Last year, in September, the US Food and Drug Administration put out a stern press release declaring vaping “an epidemic” among young people, particularly minors. We’ve detailed some information about how vaping tobacco appears to be a gateway into other tobacco use for young people, rather than an exit path for adult smokers looking to quit. Now, it seems, that the FDA agrees with this assessment and has new research to back it.

FDA Commissioner Gottlieb now calls teen vaping one of the agency’s “biggest public health challenges.” According to the CDC, one in five high-schoolers took up vaping in 2018, a significant jump from 2017. The data comes courtesy of the National Youth Tobacco Survey, an extensive, anonymous poll of middle school and high school students across the country.

Last November, preliminary information from the survey estimated that over 3.6 million minors used vaping products at least once in the past 30 days in 2018. Even more startling is how quickly these numbers are increasing, with more than 1.5 million more children admitting vaping in 2018 than 2017. More than one in four high schoolers (27 percent) used tobacco products, while one in 14 middle schoolers (7.2 percent) did the same.

Nicotine vaporized in these products is derived from the tobacco plant, and it emulates smoking a cigarette, although it is not from the same kind of tobacco that is used in paper cigarettes. One vaping company says they are currently working on a “synthetic” nicotine product as well. Nicotine is highly addictive.

FDA research has suggested that teens who vape are more likely to switch to tobacco cigarettes eventually. It’s unknown if vaping is actually “safer” although proponents say it helps people quit smoking.
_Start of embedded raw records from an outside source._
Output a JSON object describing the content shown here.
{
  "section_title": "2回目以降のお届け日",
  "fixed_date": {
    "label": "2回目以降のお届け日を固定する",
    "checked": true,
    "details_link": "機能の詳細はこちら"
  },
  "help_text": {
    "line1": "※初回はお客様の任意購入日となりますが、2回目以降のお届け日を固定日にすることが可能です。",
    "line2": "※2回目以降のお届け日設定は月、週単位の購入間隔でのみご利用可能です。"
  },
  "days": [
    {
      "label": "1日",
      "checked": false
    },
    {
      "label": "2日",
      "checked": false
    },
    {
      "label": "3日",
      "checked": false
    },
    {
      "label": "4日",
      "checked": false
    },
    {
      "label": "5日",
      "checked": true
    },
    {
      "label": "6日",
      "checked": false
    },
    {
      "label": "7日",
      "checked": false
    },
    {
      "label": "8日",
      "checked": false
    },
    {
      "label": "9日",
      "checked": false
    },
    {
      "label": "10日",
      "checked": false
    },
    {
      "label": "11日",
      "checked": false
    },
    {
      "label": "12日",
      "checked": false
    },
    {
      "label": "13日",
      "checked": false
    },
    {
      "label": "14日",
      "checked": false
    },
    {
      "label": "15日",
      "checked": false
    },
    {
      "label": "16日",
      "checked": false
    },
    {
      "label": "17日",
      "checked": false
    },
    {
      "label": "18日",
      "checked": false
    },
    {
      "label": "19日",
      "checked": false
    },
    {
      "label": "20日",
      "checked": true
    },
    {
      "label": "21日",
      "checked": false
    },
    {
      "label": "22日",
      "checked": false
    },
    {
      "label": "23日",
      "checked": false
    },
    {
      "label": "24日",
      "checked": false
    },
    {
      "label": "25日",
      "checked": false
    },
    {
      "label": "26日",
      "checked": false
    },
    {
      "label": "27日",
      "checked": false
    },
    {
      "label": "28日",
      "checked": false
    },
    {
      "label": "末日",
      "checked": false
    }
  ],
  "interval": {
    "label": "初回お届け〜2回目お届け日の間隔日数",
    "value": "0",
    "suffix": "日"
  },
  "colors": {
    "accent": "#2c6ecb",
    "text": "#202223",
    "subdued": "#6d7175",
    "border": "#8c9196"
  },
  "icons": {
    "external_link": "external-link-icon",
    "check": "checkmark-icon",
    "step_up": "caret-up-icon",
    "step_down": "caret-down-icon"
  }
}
Studies on long-term effects of vaping have not yet been conducted.

“We must stop the trends of youth e-cigarette use from continuing to build and will take whatever action is necessary to ensure these kids don’t become future smokers,” said Gottlieb in a statement.

Last November, in conjunction with the CDC’s release of teen vaping data, the FDA announced that it would continue to pursue heavy restrictions on vape products, especially those that offer flavors that entice young people, such as the ones that are popular with teens and come in flavors that range from fruit to bubblegum flavors.